Devlet her konuda o kadar keyfi ve yarın hiç olmayacakmış, hiç hesap vermeyeceklermiş gibi yönetiliyor ki, sabahın kör karanlığında yollara düşmek zorunda kalan çocukların ve herkesin bütün şikayetlerine, imza kampanyalarına ve protestolarına rağmen, iktidar hiç umursamıyor ve duymuyor bile bu çığlıkları. Empati yapma ihtiyacı bile hissetmiyorlar. Kış saatinin kalkmasına halkın yüzde 90’ı destek veriyor deyip kestirip atıyorlar...

Türk Ceza Kanunu'nda "devlet büyüklerine hakaret" diye bir suçlama, bir madde olmamasına rağmen, gencecik insanlar, devlet büyüklerine hakaret ettiği iddiasıyla OHAL bahanesiyle artık tutuklanıyor. Devletin Sosyal Medya Takip Birimi 60.000 kişiyi takip ediyor, paylaşımlarını izliyor. Bütün muhalifler izleniyor...

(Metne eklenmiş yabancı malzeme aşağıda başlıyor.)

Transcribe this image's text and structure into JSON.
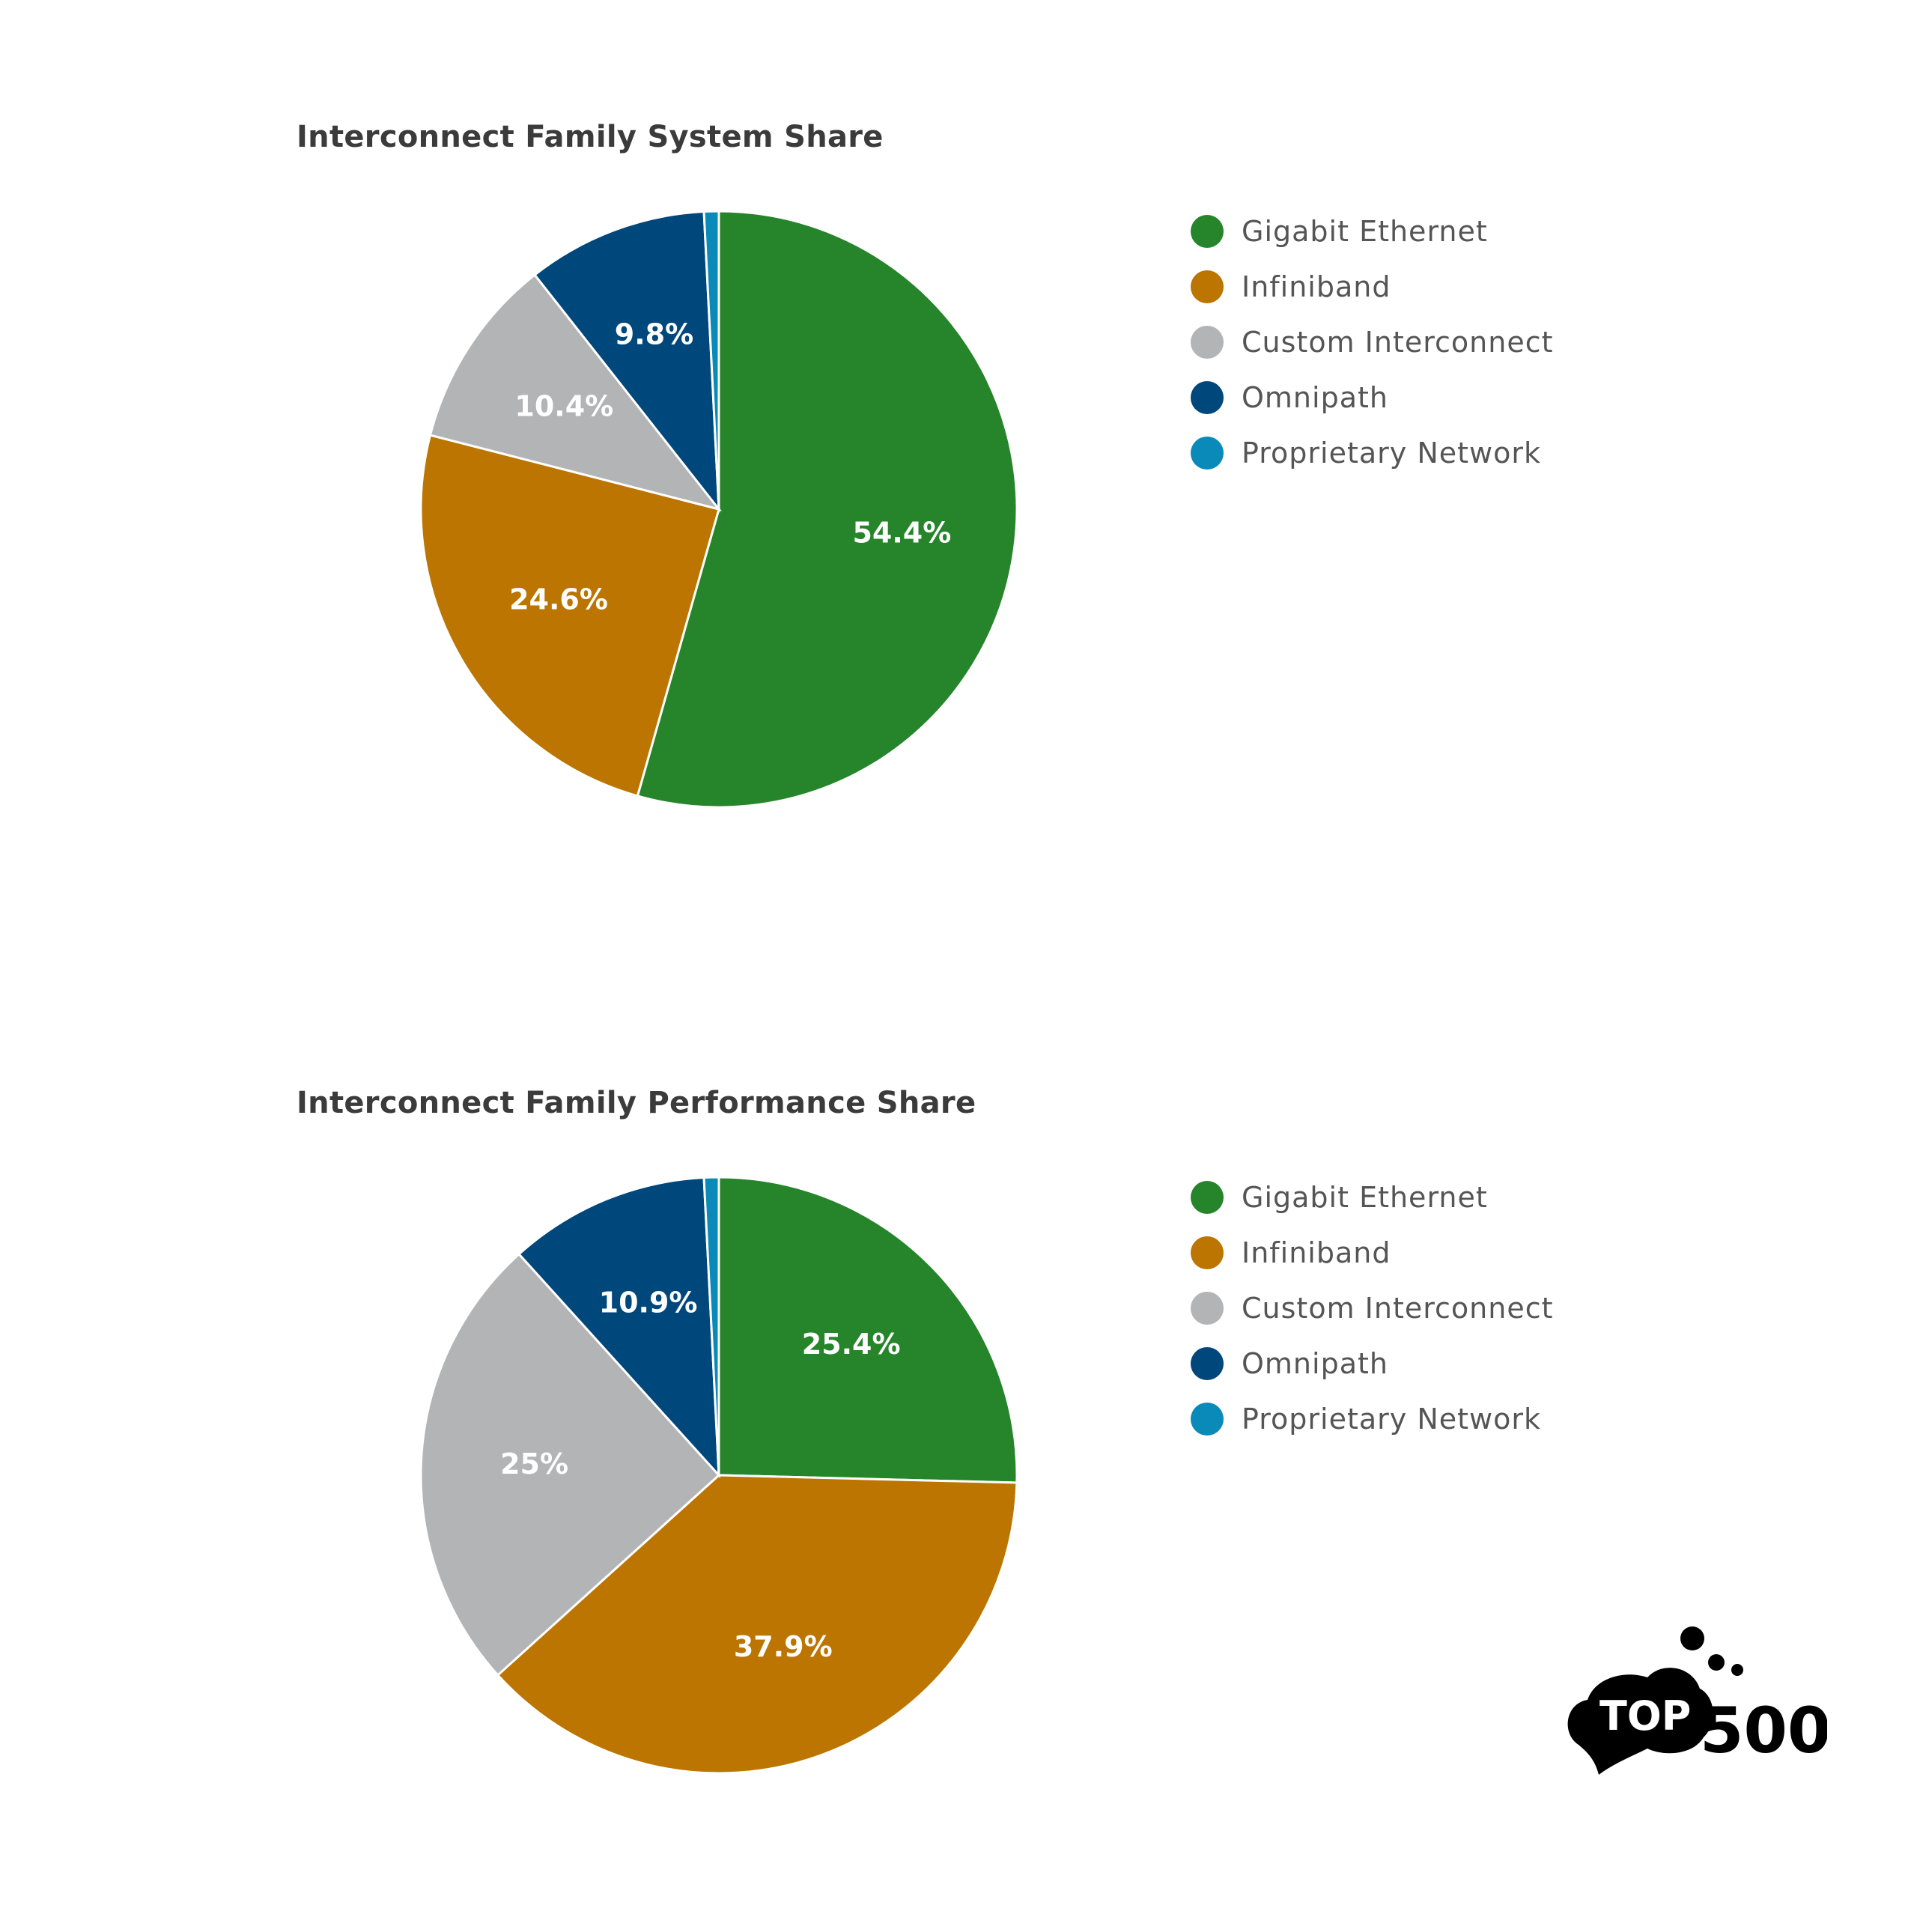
{
  "chart_data": [
    {
      "type": "pie",
      "title": "Interconnect Family System Share",
      "categories": [
        "Gigabit Ethernet",
        "Infiniband",
        "Custom Interconnect",
        "Omnipath",
        "Proprietary Network"
      ],
      "values": [
        54.4,
        24.6,
        10.4,
        9.8,
        0.8
      ],
      "value_labels": [
        "54.4%",
        "24.6%",
        "10.4%",
        "9.8%",
        ""
      ],
      "colors": [
        "#26852b",
        "#bb7500",
        "#b2b4b6",
        "#00477c",
        "#0a8ab8"
      ],
      "legend_position": "right"
    },
    {
      "type": "pie",
      "title": "Interconnect Family Performance Share",
      "categories": [
        "Gigabit Ethernet",
        "Infiniband",
        "Custom Interconnect",
        "Omnipath",
        "Proprietary Network"
      ],
      "values": [
        25.4,
        37.9,
        25.0,
        10.9,
        0.8
      ],
      "value_labels": [
        "25.4%",
        "37.9%",
        "25%",
        "10.9%",
        ""
      ],
      "colors": [
        "#26852b",
        "#bb7500",
        "#b2b4b6",
        "#00477c",
        "#0a8ab8"
      ],
      "legend_position": "right"
    }
  ],
  "logo": {
    "top_text": "TOP",
    "bottom_text": "500"
  }
}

AKP milletvekili ve Anayasa Komisyonu üyesi çıkıp; ‘Anayasanın tüm maddeleri değiştirilebilir, hatta Meclis yeni bir anayasa yapabilir’ diyor ve ilk 4 maddeyi doğrudan hedef alıyor. Bu kritik günlerdeki bu densiz çıkışın bir deneme olmadığını ve karşı tarafın gardını ölçmek için yapılmadığını kim söyleyebilir...

O kadar coşmuş durumdalar ki, artık açık açık başkan seçildikten sonra Erdoğan halife olacak, Ak Saray'daki odalarda hilafet temsilcilikleri açılacak diyebiliyorlar...

İngilizcede güzel bir söz vardır; power corrupts, absolute power absolutely corrupts diye, yani; güç yoldan çıkarır (yozlaştırır), mutlak güç mutlaka yoldan çıkarır (yozlaştırır). Zaten yoldan çıktığıyla ilgili elimizde milyon kanıt bulunanları mutlak güce eriştirmeye çabalamak, ancak bir akıl tutulmasıyla açıklanabilir.
Daha şimdiden bunca Anayasal suç işleyenler, başkanlık yetkilerine ulaşıp TBMM’yi devre dışı bıraktıktan ve istedikleri atamaları yaptıktan sonra kendilerinden başka hiç kimseyi dinlemeyecekler. Ve bu kadar kontrolsüz güç, kendileri dahil herkes için ölümcül bir zehre dönüşecek...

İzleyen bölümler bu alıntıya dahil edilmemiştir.